AI vs Dot Com: valuations and infrastructure

Everyone’s wondering if, and when, the AI bubble will pop. Here’s what went down 25 years ago that ultimately burst the dot-com boom

The dotcom era had the Pets.com sock puppet as the Howard Dean shark jump moment. What will the AI era have ?

There’s a lot of circular flows with AI. That’s very concerning. Ironically, Copilot AI wrote an excellent summary for me to post here!!! It’s very impactful tech, there is no question… but have people paid far, far too much for it? There were canal booms and busts (meaning the Erie canal), railroad booms, electricity booms, radio booms, “-onoics” boom of the late 1960s, anything with onics was good like “electronics”, Internet 1.0, and now… AI? You be the judge. I have very little in these stocks.

Written by CoPilot AI by Microsoft:

The current AI industry is experiencing a striking pattern of circular money flows, where major players are investing in each other in ways that inflate valuations and fuel rapid expansion—but also raise concerns about sustainability and speculation.

:counterclockwise_arrows_button: The $300 Billion Investment Loop

A prime example involves OpenAI, Oracle, and NVIDIA:

  • OpenAI committed $300 billion over five years to Oracle for cloud infrastructure.

  • Oracle spends tens of billions on NVIDIA chips to support that infrastructure.

  • NVIDIA, in turn, invests in OpenAI and benefits from its chip sales to Oracle.

This creates a closed loop where the same money cycles between companies, boosting stock prices and market caps without necessarily generating real profits.

:money_with_wings: Vendor Financing & Speculative Deals

Some deals resemble vendor-financing schemes from past tech bubbles:

  • Sellers (e.g., chipmakers or cloud providers) help finance buyers (AI startups) to purchase their own products.

  • This inflates demand and valuation, but may not reflect sustainable business models.
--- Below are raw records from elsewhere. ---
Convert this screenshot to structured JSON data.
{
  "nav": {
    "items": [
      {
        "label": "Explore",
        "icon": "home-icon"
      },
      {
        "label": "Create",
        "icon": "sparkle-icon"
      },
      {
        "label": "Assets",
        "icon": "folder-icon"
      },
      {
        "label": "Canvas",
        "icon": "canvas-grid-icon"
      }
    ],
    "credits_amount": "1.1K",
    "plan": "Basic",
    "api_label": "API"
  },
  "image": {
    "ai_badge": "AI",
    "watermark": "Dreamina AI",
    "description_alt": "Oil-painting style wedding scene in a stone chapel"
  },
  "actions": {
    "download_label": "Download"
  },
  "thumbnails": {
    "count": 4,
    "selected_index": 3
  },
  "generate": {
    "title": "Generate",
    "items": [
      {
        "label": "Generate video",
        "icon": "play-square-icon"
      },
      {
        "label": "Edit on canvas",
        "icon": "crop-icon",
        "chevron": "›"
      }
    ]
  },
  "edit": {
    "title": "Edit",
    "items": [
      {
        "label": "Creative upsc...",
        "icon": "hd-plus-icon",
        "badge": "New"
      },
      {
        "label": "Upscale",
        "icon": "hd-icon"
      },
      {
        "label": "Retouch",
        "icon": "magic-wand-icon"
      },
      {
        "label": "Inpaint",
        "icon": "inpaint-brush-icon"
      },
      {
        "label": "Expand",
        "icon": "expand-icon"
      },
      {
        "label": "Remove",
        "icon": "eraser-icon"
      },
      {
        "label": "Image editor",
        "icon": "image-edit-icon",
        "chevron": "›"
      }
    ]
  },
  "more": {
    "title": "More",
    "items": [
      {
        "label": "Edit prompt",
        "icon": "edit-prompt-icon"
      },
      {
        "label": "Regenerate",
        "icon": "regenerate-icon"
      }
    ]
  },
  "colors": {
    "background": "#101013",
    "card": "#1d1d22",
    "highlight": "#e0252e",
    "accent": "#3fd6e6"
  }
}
:chart_decreasing: Financial Strain on Hyperscalers

Major cloud providers (like Microsoft, Google, Amazon) are seeing:

  • Negative free cash flow growth, down ~16% over the next year.

  • Slowing revenue in core segments like search and digital ads.

  • Rising capital expenditures for AI infrastructure that may not yield short-term returns.

:globe_showing_europe_africa: Global Investment Trends

  • Private AI investment hit $252.3 billion in 2024, with generative AI alone attracting $33.9 billion.

  • The U.S. leads globally, investing nearly 12× more than China.

  • Despite high spending, most companies report modest financial gains from AI—often less than 10% in cost savings or 5% in revenue growth.

:warning: Bubble Concerns

  • NVIDIA’s market cap has soared to $4.5 trillion—more than the GDP of most countries.

  • Investors are paying 30× future earnings, betting on endless AI demand.

  • Even OpenAI’s CEO, Sam Altman, has warned that current AI investment levels may be irrational.

These circular flows are fueling innovation and infrastructure—but they also resemble the speculative dynamics of past tech bubbles.

AI will kill or replace us sooner than later. As such, it is entirely different from any other boom we’ve had in recorded history.

ExxonMobil has $350 billion revenue and $30 billion profit.

OpenAI $13 billion revenue and losses in the multiple billions.

OpenAI has more stock market value than ExxonMobil.

“But we’re growing!” Your stock market value is growing… and your company burns cash like a drunken sailor.

Stock market values are based on perception and mass psychology.